C’est son cas, précisément, lorsqu’il a appelé à tuer Kadhafi. Cet appel au meurtre appelle effectivement l’application de la loi du Talion. Mais cela ne peut se faire que s’il est établi que le tueur a expressément exécuté l’ordre d’Al-Qaradawi. Car dans ce cas de figure, Al-Qaradawi peut donner une autre interprétation, en justifiant par exemple qu’il aurait voulu défendre les opprimés et appeler à tuer les oppresseurs. Mais la moindre des sanctions qui doive être rendue contre cet homme c’est de l’excommunier et l’isoler des musulmans. De toutes les façons, seul un gouverneur musulman a le droit d’ordonner un châtiment suprême contre lui, et je sais que certains dirigeants musulmans leur en voudraient tant, lui et les Frères, pour le mal et la discorde qu’ils sont en train de semer. L’irrévérence de cet homme vis-à-vis de Dieu et des prophètes n’a pas d’égale, nous prions Dieu qu’Il montre cet homme sous son vrai visage d’homme licencieux et qu’il rende justice à notre religion qu’il a souillée.
A votre avis, l’extrémisme religieux est-il la conséquence d’une mauvaise interprétation du Coran et de son fondement ou bien d’une manipulation délibérée de son texte à l’effet de ternir l’image de l’islam, et le montrer à la fois comme une religion violente et archaïque, et non comme une religion de communion et de progrès ?
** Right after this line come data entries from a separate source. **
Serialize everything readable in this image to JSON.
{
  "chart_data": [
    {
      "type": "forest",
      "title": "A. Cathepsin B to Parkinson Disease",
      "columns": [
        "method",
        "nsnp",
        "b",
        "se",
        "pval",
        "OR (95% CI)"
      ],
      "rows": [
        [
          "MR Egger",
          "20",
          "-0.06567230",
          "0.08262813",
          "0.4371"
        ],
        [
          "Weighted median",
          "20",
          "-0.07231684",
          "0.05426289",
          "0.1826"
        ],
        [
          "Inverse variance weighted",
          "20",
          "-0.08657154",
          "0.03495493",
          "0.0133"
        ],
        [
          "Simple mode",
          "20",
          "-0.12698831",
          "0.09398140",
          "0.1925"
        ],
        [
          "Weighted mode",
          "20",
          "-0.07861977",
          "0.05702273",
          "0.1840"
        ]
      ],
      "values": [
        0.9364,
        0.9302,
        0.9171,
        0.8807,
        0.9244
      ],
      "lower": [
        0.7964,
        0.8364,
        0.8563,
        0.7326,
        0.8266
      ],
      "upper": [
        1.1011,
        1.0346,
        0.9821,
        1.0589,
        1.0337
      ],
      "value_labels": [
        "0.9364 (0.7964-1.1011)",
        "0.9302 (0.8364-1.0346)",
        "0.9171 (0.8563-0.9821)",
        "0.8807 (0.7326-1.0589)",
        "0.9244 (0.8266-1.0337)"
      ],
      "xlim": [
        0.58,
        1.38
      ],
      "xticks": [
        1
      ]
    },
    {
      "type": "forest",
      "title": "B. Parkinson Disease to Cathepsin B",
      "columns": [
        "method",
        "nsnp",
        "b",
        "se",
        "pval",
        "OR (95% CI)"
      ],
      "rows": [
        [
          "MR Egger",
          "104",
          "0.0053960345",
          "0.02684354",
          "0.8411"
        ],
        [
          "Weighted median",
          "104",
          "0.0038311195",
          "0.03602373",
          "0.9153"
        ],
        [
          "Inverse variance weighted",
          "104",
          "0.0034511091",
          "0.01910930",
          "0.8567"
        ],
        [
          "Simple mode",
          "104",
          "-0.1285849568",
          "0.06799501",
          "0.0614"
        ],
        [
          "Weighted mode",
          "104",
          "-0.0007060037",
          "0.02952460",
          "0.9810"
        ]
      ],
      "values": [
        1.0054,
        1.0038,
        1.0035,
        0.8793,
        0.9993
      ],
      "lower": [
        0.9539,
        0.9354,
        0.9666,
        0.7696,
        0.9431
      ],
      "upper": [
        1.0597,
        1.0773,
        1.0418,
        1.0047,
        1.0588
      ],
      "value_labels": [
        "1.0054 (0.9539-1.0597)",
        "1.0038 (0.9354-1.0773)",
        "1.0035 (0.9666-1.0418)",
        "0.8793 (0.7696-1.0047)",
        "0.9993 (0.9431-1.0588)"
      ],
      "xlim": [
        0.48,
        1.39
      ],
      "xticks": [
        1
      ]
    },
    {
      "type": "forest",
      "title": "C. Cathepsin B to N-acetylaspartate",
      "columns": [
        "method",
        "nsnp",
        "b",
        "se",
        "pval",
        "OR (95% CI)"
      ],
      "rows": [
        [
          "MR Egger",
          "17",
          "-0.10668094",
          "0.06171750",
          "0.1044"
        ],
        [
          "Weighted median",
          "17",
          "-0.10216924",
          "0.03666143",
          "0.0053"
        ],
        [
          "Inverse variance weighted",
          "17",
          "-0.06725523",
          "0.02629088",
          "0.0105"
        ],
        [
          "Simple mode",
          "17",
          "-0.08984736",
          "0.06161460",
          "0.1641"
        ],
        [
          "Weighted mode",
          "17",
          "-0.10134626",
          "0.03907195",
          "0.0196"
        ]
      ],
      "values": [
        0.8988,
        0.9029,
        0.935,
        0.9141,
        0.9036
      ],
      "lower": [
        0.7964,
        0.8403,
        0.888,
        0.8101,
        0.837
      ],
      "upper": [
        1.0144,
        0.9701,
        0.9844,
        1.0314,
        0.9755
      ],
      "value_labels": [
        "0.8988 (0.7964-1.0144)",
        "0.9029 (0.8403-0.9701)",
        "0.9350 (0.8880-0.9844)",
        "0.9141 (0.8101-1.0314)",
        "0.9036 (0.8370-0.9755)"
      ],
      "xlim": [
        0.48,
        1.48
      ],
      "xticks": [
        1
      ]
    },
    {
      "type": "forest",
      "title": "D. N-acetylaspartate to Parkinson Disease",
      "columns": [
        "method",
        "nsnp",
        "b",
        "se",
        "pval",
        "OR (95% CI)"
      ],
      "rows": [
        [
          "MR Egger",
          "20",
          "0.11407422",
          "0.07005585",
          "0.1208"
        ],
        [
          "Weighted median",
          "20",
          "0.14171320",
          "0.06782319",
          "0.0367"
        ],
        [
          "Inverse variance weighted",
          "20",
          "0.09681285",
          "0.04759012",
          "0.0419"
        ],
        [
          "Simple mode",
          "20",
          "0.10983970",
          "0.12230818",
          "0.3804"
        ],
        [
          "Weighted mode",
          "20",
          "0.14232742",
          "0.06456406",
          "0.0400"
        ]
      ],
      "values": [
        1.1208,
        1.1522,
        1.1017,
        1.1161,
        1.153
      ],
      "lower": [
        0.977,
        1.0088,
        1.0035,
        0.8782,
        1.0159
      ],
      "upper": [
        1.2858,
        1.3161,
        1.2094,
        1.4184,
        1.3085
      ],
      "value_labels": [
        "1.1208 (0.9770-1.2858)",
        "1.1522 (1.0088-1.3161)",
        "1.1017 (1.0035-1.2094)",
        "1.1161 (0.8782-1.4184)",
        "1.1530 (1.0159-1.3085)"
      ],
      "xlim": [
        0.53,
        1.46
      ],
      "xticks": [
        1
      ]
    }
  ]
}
D’abord, si vous me permettez de faire une remarque, ce terme «extrémisme» est un terme inventé par nos ennemis, que nous reprenons après eux, inconsciemment et sans discernement. C’est le cas également des mots terrorisme et terroristes. J’ai déjà donné mon avis là-dessus, en disant que cela ne doit pas s’appliquer sur nous, parce que le terrorisme peut être juste ou injuste, exactement comme le meurtre, tel que c’est expliqué dans le Coran. S’agissant de ce concept de tattaruf, étymologiquement parlant, cela n’a aucun sens dans l’islam, sauf s’il signifie «aller jusqu’au bout de son énergie» pour adorer Dieu ou son Prophète (QSSSL).